Mieszkaliśmy bardzo blisko stacji metra Dongsi. Nasz plan na pierwszy dzień to zwiedzić Plac Niebiańskiego Spokoju (Tian’anmen Square) oraz Zakazane Miasto (Forbidden City). W Pekinie poruszaliśmy się wyłącznie metrem. To zdecydowanie najszybszy i najtańszy środek transportu w ogromnym zatłoczonym mieście. Bilet jednorazowy kosztuje 3 CNY (1,8 zł)a jego cena uzależniona jest od przejechanych kilometrów. Nigdy jednak nie zapłaciliśmy więcej niż 5 CNY (3 zł). Około 15 minut zajęło nam dotarcie do celu. Kiedy wyszliśmy z metra oczom naszym ukazał się ogromny (jak chyba wszystko w tym kraju) plac Niebiańskiego Spokoju. Po przejściu przez dwie bramki kontrolne, stanęliśmy w miejscu między placem a Zakazanym Miastem. Plac Tiananmen nie zrobił na mnie wielkiego wrażenia, mimo że jest największy na świecie.
Po prostu ogromna przestrzeń wyłożona płytami betonowymi, na której znajduje się Mauzoleum Mao Zedonga oraz Pomnik Bohaterów Ludu no i oczywiście tłumny ludzi. Z drugiej strony placu czekało na mnie o wiele ciekawsze Zakazane Miasto. Jeszcze jakieś 10 lat temu gdyby ktoś mnie spytał z czym kojarzy mi się Zakazane Miasto to bez zastanowienia powiedziałbym, że z koncertem Jeana Michela Jarre. W 2004 roku właśnie w tym miejscu odbył się jego słynny koncert. Swój pierwszy występ w Chinach artysta zaliczył już w 1981 roku. Był też pierwszym artystą zagranicznym który wystąpił w Chińskiej Republice Ludowej. Wydał wtedy kultową płytę „Souvenir of China”. Do dziś w mojej kolekcji na honorowym miejscu. Być może właśnie ta płyta, którą bardzo często przecież słuchałem zainspirowała mnie do podróży w to miejsce. No ale chyba… zacząłem pisać nie na temat.

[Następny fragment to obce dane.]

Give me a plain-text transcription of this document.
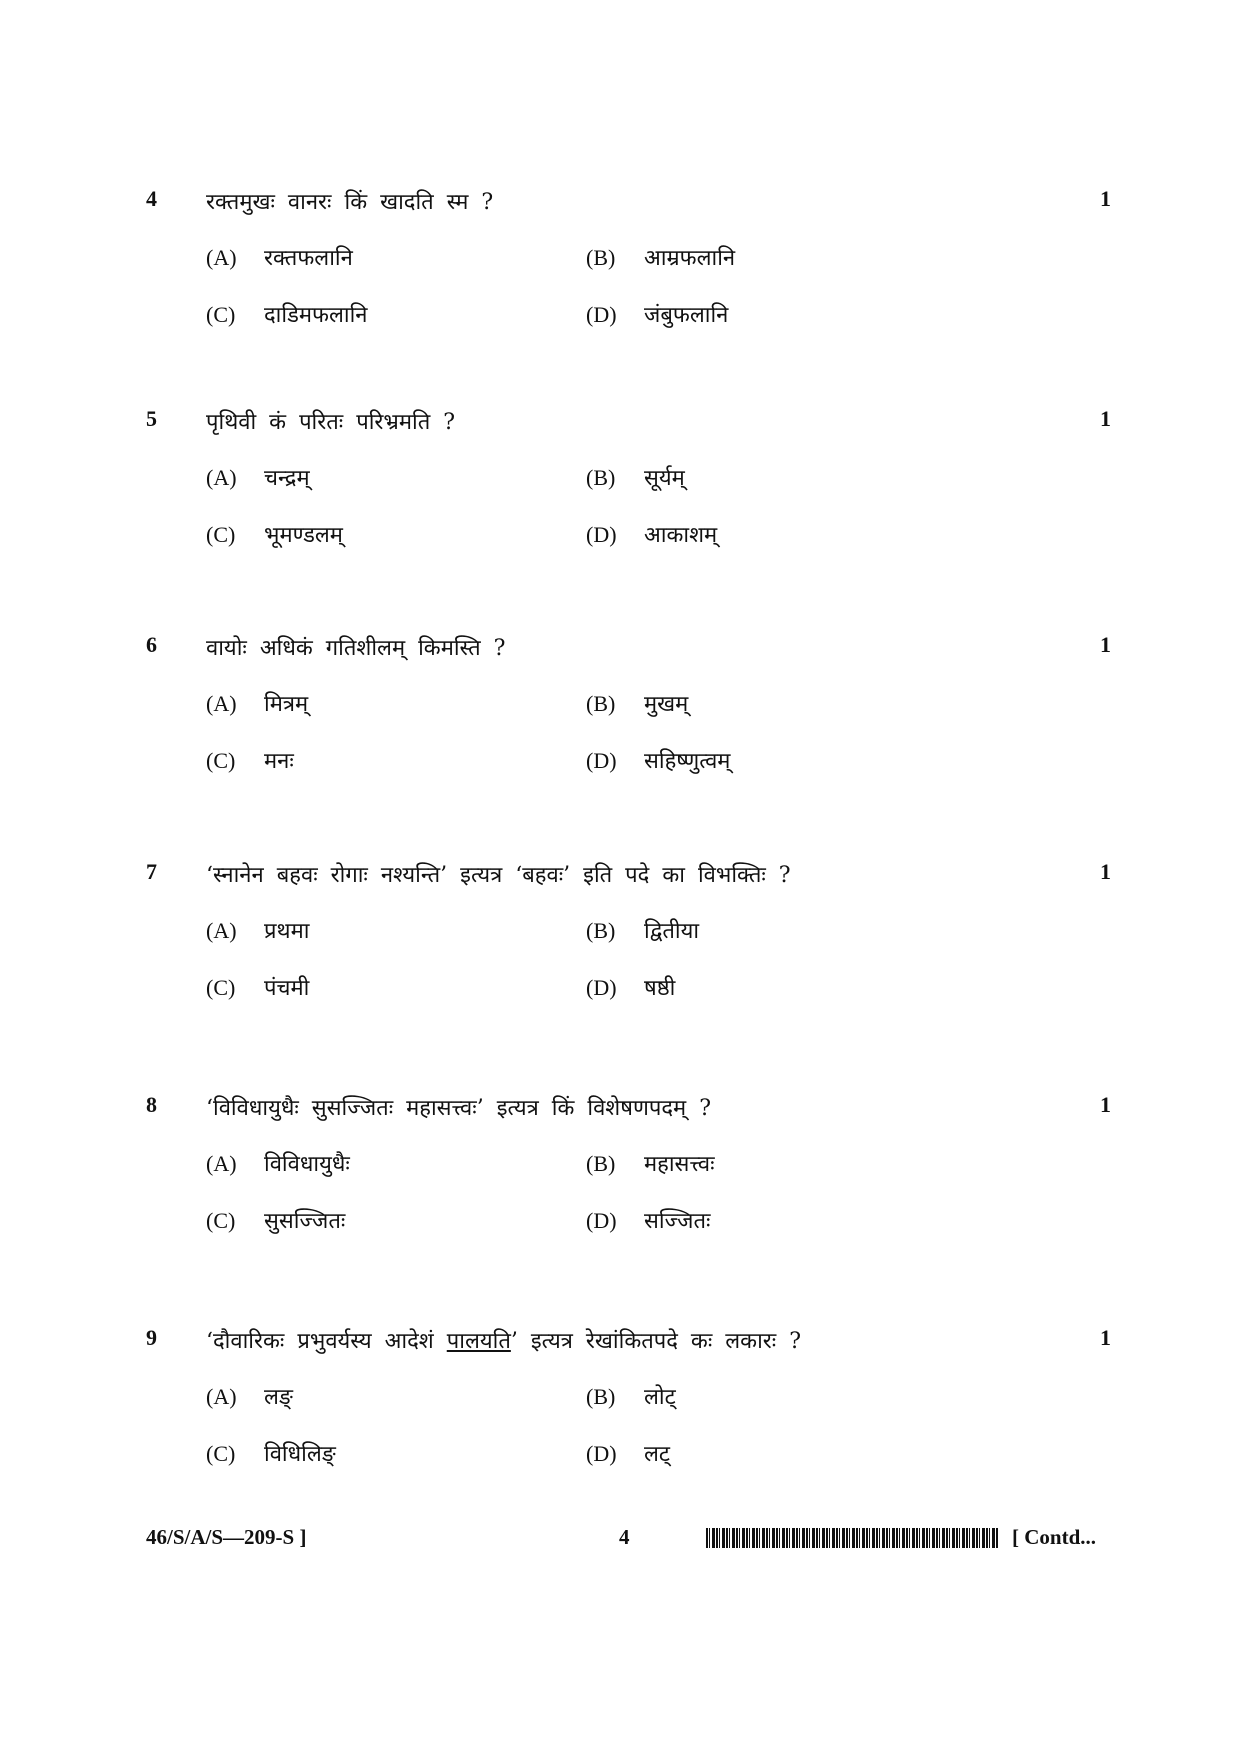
4 रक्तमुखः वानरः किं खादति स्म ?	1
(A) रक्तफलानि	(B) आम्रफलानि
(C) दाडिमफलानि	(D) जंबुफलानि
5 पृथिवी कं परितः परिभ्रमति ?	1
(A) चन्द्रम्	(B) सूर्यम्
(C) भूमण्डलम्	(D) आकाशम्
6 वायोः अधिकं गतिशीलम् किमस्ति ?	1
(A) मित्रम्	(B) मुखम्
(C) मनः	(D) सहिष्णुत्वम्
7 ‘स्नानेन बहवः रोगाः नश्यन्ति’ इत्यत्र ‘बहवः’ इति पदे का विभक्तिः ?	1
(A) प्रथमा	(B) द्वितीया
(C) पंचमी	(D) षष्ठी
8 ‘विविधायुधैः सुसज्जितः महासत्त्वः’ इत्यत्र किं विशेषणपदम् ?	1
(A) विविधायुधैः	(B) महासत्त्वः
(C) सुसज्जितः	(D) सज्जितः
9 ‘दौवारिकः प्रभुवर्यस्य आदेशं पालयति’ इत्यत्र रेखांकितपदे कः लकारः ?	1
(A) लङ्	(B) लोट्
(C) विधिलिङ्	(D) लट्
46/S/A/S—209-S ]	4	[ Contd...
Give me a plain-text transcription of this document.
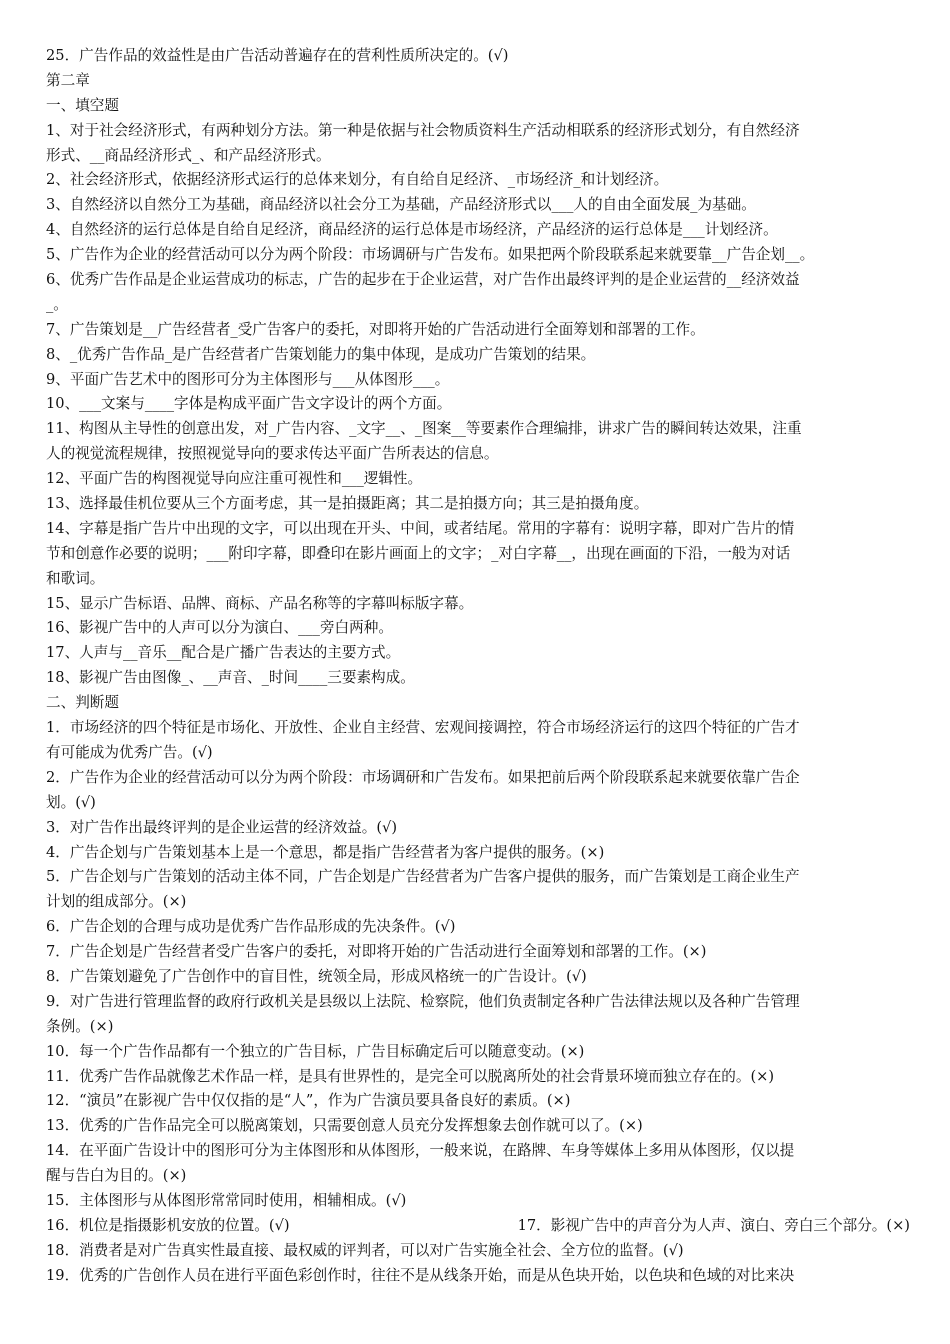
25．广告作品的效益性是由广告活动普遍存在的营利性质所决定的。(√)
第二章
一、填空题
1、对于社会经济形式，有两种划分方法。第一种是依据与社会物质资料生产活动相联系的经济形式划分，有自然经济
形式、__商品经济形式_、和产品经济形式。
2、社会经济形式，依据经济形式运行的总体来划分，有自给自足经济、_市场经济_和计划经济。
3、自然经济以自然分工为基础，商品经济以社会分工为基础，产品经济形式以___人的自由全面发展_为基础。
4、自然经济的运行总体是自给自足经济，商品经济的运行总体是市场经济，产品经济的运行总体是___计划经济。
5、广告作为企业的经营活动可以分为两个阶段：市场调研与广告发布。如果把两个阶段联系起来就要靠__广告企划__。
6、优秀广告作品是企业运营成功的标志，广告的起步在于企业运营，对广告作出最终评判的是企业运营的__经济效益
_。
7、广告策划是__广告经营者_受广告客户的委托，对即将开始的广告活动进行全面筹划和部署的工作。
8、_优秀广告作品_是广告经营者广告策划能力的集中体现，是成功广告策划的结果。
9、平面广告艺术中的图形可分为主体图形与___从体图形___。
10、___文案与____字体是构成平面广告文字设计的两个方面。
11、构图从主导性的创意出发，对_广告内容、_文字__、_图案__等要素作合理编排，讲求广告的瞬间转达效果，注重
人的视觉流程规律，按照视觉导向的要求传达平面广告所表达的信息。
12、平面广告的构图视觉导向应注重可视性和___逻辑性。
13、选择最佳机位要从三个方面考虑，其一是拍摄距离；其二是拍摄方向；其三是拍摄角度。
14、字幕是指广告片中出现的文字，可以出现在开头、中间，或者结尾。常用的字幕有：说明字幕，即对广告片的情
节和创意作必要的说明；___附印字幕，即叠印在影片画面上的文字；_对白字幕__，出现在画面的下沿，一般为对话
和歌词。
15、显示广告标语、品牌、商标、产品名称等的字幕叫标版字幕。
16、影视广告中的人声可以分为演白、___旁白两种。
17、人声与__音乐__配合是广播广告表达的主要方式。
18、影视广告由图像_、__声音、_时间____三要素构成。
二、判断题
1．市场经济的四个特征是市场化、开放性、企业自主经营、宏观间接调控，符合市场经济运行的这四个特征的广告才
有可能成为优秀广告。(√)
2．广告作为企业的经营活动可以分为两个阶段：市场调研和广告发布。如果把前后两个阶段联系起来就要依靠广告企
划。(√)
3．对广告作出最终评判的是企业运营的经济效益。(√)
4．广告企划与广告策划基本上是一个意思，都是指广告经营者为客户提供的服务。(×)
5．广告企划与广告策划的活动主体不同，广告企划是广告经营者为广告客户提供的服务，而广告策划是工商企业生产
计划的组成部分。(×)
6．广告企划的合理与成功是优秀广告作品形成的先决条件。(√)
7．广告企划是广告经营者受广告客户的委托，对即将开始的广告活动进行全面筹划和部署的工作。(×)
8．广告策划避免了广告创作中的盲目性，统领全局，形成风格统一的广告设计。(√)
9．对广告进行管理监督的政府行政机关是县级以上法院、检察院，他们负责制定各种广告法律法规以及各种广告管理
条例。(×)
10．每一个广告作品都有一个独立的广告目标，广告目标确定后可以随意变动。(×)
11．优秀广告作品就像艺术作品一样，是具有世界性的，是完全可以脱离所处的社会背景环境而独立存在的。(×)
12．“演员”在影视广告中仅仅指的是“人”，作为广告演员要具备良好的素质。(×)
13．优秀的广告作品完全可以脱离策划，只需要创意人员充分发挥想象去创作就可以了。(×)
14．在平面广告设计中的图形可分为主体图形和从体图形，一般来说，在路牌、车身等媒体上多用从体图形，仅以提
醒与告白为目的。(×)
15．主体图形与从体图形常常同时使用，相辅相成。(√)
16．机位是指摄影机安放的位置。(√)	17．影视广告中的声音分为人声、演白、旁白三个部分。(×)
18．消费者是对广告真实性最直接、最权威的评判者，可以对广告实施全社会、全方位的监督。(√)
19．优秀的广告创作人员在进行平面色彩创作时，往往不是从线条开始，而是从色块开始，以色块和色域的对比来决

W tę uroczą, słoneczną porę dnia, mimo widocznego blasku nadal unosił się smog, tworząc trochę niezwykłą atmosferę tajemnicy. Przed samym wejściem do Zakazanego Miasta, tłumy entuzjastycznych i bardzo głośnych Chińczyków zasypywały przestrzeń, oddając hołd swojej kulturowej ikonie. Nieśmiało, ale z lekkim uśmiechem na twarzy, dołączyłem do tej radosnej atmosfery, stając się częścią ich pamiątkowych zdjęć. Być może była to drobnostka, ale ważny kroczek w kierunku zacieśnienia więzi między naszymi narodami… żartując oczywiście.
Zakupiliśmy bilety wstępu, kosztowały 60 CNY (36 zł) oraz elektronicznego przewodnika który, w języku polskim do słuchawki opowiadał nam historię Zakazanego Miasta. Polecam skorzystanie z takiego udogodnienia (koszt to 40 CNY czyli jakieś 24 zł) gdyż, dostarcza ono dość szczegółowych informacji o tym ciekawym miejscu. Oczywiście podczas zwiedzania towarzyszyły nam tłumy Chińczyków ale nie było to aż tak mocno uciążliwe. Słyszałem ostatnio, że Chińczycy wprowadzili limit odwiedzających to miejsce do 80.000 na dzień.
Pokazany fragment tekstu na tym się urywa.